Uso de faja postparto

Tras el parto, muchas mujeres se preocupan de cómo quedara su cuerpo, especialmente la zona abdominal. Sin mayor conocimiento, la gran mayoría recurre al uso de fajas, con la convicción  que las ayudará a modelar su figura y a sentirse más seguras, pero es muy importante tener presente ciertas consideraciones.

Por años se ha recomendado su uso inmediatamente, sin embargo, actualmente algunos especialistas sostienen que el uso prolongado no siempre es beneficioso.

Durante el embarazo se producen una serie de cambios físicos,  como el aumento de peso, la distención de los músculos abdominales, el debilitamiento de los músculos del piso pélvico , lo que al no ser trabajados en este período, se pueden ver aún más perjudicado con el uso de faja, porque produce un aumento en la presión intraabdominal, provocando a la vez un aumento de la presión en la musculatura del piso pélvico, que se traduce en el riesgo de presentar disfunciones en esta estructura, como incontinencia urinaria, fecal, de gases, prolapsos, sobre todo si ha sido un parto vaginal. Como a su vez funciona como un soporte artificial, el uso prolongado podría producir una atrofia de nuestros músculos abdominales y estabilizadores de columna, favoreciendo la presencia de dolor lumbar.

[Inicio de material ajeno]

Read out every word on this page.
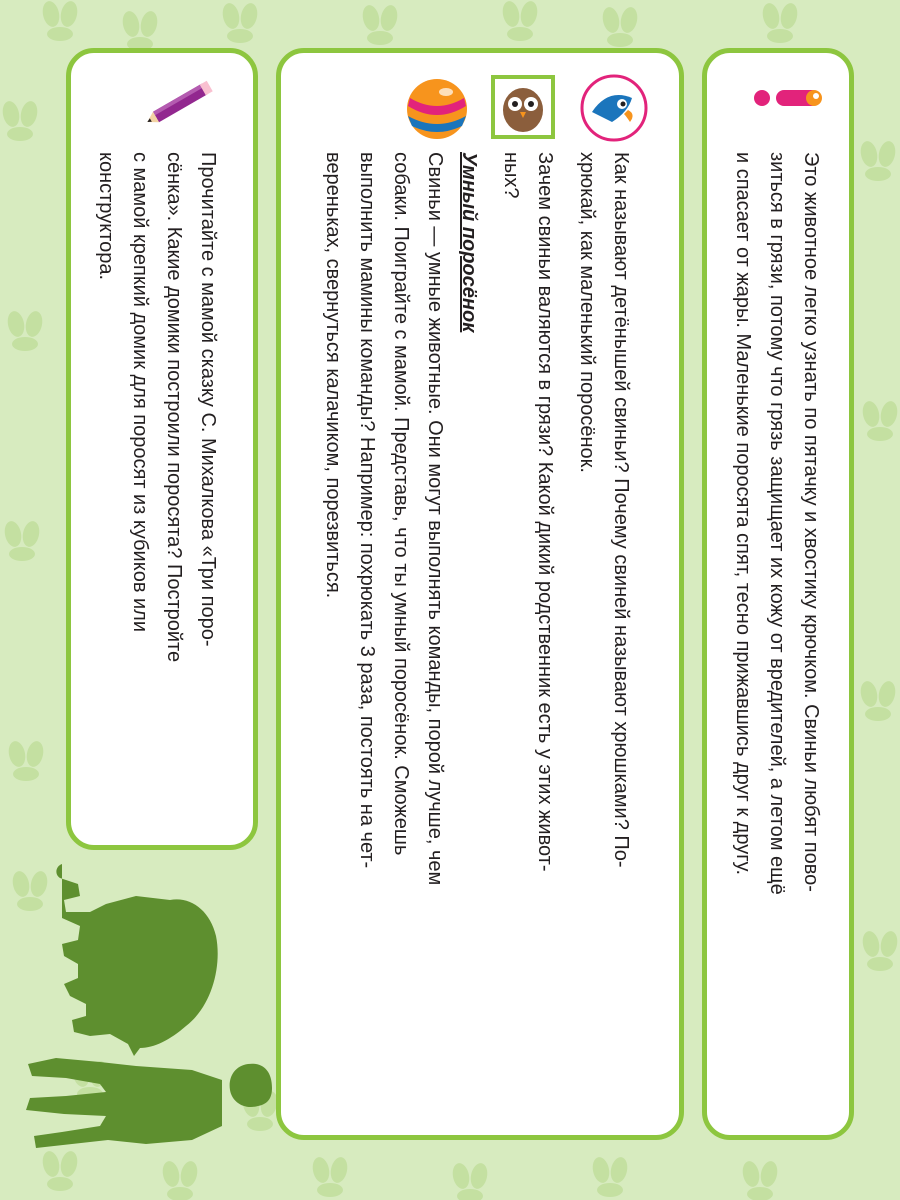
Это животное легко узнать по пятачку и хвостику крючком. Свиньи любят пово-

зиться в грязи, потому что грязь защищает их кожу от вредителей, а летом ещё

и спасает от жары. Маленькие поросята спят, тесно прижавшись друг к другу.

Как называют детёнышей свиньи? Почему свиней называют хрюшками? По-

хрюкай, как маленький поросёнок.

Зачем свиньи валяются в грязи? Какой дикий родственник есть у этих живот-

ных?

Умный поросёнок

Свиньи — умные животные. Они могут выполнять команды, порой лучше, чем

собаки. Поиграйте с мамой. Представь, что ты умный поросёнок. Сможешь

выполнить мамины команды? Например: похрюкать 3 раза, постоять на чет-

вереньках, свернуться калачиком, порезвиться.

Прочитайте с мамой сказку С. Михалкова «Три поро-

сёнка». Какие домики построили поросята? Постройте

с мамой крепкий домик для поросят из кубиков или

конструктора.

En el caso de una cesárea el uso de la faja puede hacernos sentir mucho más cómodas, permitiendo mayor movilidad, e incluso aliviar el dolor del parto, pero también su uso debe ser evaluado.

En resumen, la recomendación es utilizar una faja en el postparto inmediato, siempre consultar al médico tratante para evaluar cada caso, no excederse en su uso  (ideal 4 a 6 horas diarias) y nunca dormir con ella, para evitar posibles daños a futuro.

Si quieres recuperarte en tu postparto, recuerda evaluarte con kinesiólogas especialistas en el área, idealmente después de un mes de un parto vaginal y pasadas seis semanas de una cesárea, para trabajar de manera personalizada la musculatura abdominal, del piso pélvico y recuperar tu figura.